Ombre, desideri e scandali del passato
Tra i titoli più audaci spicca Gli occhi degli altri di Andrea De Sica, già presentato alla Festa del Cinema di Roma. Ambientato negli anni Sessanta, il film esplora temi di voyeurismo, potere e trasgressione, ispirandosi liberamente al celebre delitto Casati Stampa, uno dei casi di cronaca nera più scandalosi del dopoguerra. Protagonisti una intensa Jasmine Trinca e un Filippo Timi magnetico e disturbante. Cambia atmosfera ma resta alta la tensione emotiva in Un anno di scuola di Laura Samani, in uscita il 9 aprile. Ambientato a Trieste nel 2007, il film segue Fred, diciottenne svedese che si ritrova unica ragazza in una classe di soli maschi: un racconto di formazione che mette alla prova amicizie e identità, già apprezzato a Venezia nella sezione Orizzonti.
Le fragilità umane al centro del racconto
La lente d’ingrandimento sulle debolezze quotidiane è invece la cifra di Il rumore delle cose nuove di Paolo Genovese, tratto dall’omonimo romanzo del 2023. Un cast ricchissimo – da Emanuela Fanelli a Vittoria Puccini, da Edoardo Pesce a Claudio Santamaria – dà corpo a una storia corale in cui una curiosità illecita innesca un effetto domino di segreti e conflitti. Attesissimo anche Succederà questa notte di Nanni Moretti, possibile candidato per Cannes. Poco si sa della trama, se non che si tratta di una commedia romantica tratta da un racconto di Eshkol Nevo, autore già adattato dal regista in Tre piani. Jasmine Trinca e Louis Garrel guidano il cast, mentre il teaser con Moretti che canta Achille Lauro è già diventato virale.

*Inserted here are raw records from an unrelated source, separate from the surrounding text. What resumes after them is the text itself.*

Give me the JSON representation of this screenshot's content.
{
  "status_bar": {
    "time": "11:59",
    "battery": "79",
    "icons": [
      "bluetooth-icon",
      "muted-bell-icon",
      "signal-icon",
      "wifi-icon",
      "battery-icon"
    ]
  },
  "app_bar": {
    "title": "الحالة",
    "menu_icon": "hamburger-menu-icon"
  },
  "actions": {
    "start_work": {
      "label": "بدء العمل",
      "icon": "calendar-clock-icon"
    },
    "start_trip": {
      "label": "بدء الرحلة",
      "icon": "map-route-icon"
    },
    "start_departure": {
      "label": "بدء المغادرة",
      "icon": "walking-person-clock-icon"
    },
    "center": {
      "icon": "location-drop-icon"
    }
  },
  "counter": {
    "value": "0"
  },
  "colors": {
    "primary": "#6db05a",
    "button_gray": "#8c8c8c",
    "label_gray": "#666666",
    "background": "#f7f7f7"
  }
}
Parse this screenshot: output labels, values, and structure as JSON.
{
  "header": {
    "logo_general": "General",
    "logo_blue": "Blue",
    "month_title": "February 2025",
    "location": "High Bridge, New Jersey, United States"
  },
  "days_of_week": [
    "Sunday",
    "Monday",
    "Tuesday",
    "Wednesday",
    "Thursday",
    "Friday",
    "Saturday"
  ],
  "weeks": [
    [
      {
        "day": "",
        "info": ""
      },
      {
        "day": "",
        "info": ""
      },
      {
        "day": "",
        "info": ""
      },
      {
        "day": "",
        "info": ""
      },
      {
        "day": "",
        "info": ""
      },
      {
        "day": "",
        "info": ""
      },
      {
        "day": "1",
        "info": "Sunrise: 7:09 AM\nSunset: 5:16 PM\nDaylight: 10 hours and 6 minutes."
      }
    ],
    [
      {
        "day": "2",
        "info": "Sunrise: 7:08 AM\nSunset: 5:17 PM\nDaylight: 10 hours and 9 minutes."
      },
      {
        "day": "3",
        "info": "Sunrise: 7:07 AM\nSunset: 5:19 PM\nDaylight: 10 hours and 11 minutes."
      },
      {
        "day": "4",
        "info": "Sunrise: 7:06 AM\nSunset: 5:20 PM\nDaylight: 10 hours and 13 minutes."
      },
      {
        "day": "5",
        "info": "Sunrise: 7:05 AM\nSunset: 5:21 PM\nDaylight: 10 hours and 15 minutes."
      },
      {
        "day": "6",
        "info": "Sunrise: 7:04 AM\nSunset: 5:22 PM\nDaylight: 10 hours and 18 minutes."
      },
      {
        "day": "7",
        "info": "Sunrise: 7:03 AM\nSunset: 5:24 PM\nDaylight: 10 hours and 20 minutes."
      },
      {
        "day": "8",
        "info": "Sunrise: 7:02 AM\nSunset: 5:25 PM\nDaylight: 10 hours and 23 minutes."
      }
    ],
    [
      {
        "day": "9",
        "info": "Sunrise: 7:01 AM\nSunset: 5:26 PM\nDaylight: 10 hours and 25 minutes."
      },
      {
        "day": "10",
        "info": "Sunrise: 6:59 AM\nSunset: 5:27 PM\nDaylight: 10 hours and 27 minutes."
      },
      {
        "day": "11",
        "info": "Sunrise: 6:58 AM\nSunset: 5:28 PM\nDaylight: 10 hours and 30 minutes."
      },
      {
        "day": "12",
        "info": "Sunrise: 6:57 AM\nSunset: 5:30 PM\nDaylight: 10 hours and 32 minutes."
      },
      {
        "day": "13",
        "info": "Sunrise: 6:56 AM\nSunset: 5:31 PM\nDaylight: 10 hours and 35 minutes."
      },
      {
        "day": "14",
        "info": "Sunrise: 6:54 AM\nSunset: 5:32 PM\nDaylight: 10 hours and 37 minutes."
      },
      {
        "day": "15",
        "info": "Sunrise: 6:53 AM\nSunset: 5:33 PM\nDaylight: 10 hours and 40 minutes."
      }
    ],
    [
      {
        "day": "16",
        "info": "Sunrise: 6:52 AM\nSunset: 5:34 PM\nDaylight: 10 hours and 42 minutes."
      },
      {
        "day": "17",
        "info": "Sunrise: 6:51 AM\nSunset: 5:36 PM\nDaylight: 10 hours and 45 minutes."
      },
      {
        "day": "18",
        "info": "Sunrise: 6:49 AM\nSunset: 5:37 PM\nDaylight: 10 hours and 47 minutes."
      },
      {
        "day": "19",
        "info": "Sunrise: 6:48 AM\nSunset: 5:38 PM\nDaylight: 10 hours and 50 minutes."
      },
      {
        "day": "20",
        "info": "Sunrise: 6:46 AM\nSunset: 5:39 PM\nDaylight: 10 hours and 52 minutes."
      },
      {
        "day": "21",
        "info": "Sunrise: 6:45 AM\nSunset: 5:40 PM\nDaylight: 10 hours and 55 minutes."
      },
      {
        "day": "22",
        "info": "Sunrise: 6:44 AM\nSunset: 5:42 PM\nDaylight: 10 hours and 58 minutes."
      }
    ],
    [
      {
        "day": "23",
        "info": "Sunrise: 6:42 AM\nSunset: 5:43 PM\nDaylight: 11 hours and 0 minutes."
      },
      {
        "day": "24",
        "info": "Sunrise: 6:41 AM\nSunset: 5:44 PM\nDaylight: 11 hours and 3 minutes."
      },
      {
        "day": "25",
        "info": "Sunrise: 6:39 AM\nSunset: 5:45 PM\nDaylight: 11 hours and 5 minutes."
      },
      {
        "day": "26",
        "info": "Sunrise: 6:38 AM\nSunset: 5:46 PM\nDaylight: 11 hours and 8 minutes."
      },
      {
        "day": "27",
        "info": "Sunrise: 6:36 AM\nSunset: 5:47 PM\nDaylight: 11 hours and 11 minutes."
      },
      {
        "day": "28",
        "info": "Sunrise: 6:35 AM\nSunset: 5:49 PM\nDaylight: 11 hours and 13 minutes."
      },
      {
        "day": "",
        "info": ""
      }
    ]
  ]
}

Il cinema italiano nel 2026: memoria, avventura e grandi maestri
Il 2026 sarà anche l’anno del cinema biografico e della memoria. In Bianco di Daniele Vicari, Alessandro Borghi veste i panni di Walter Bonatti, leggendario alpinista protagonista della tragica spedizione del Freney del 1961. Girato tra Valle d’Aosta e Alto Adige, il film promette spettacolo e rigore storico. Restano avvolti dal mistero Scherzetto di Mario Martone, con Toni Servillo, e Nel tepore del ballo di Pupi Avati, parabola umana di un conduttore televisivo di successo interpretato da Massimo Ghini. Chiude idealmente il quadro Nessun dolore di Gianni Amelio, storia di un uomo qualunque la cui vita viene sconvolta da un evento tragico. Un mosaico di autori e visioni che fa guardare al 2026 come a un anno decisivo per il cinema italiano, chiamato a trasformare la speranza in continuità.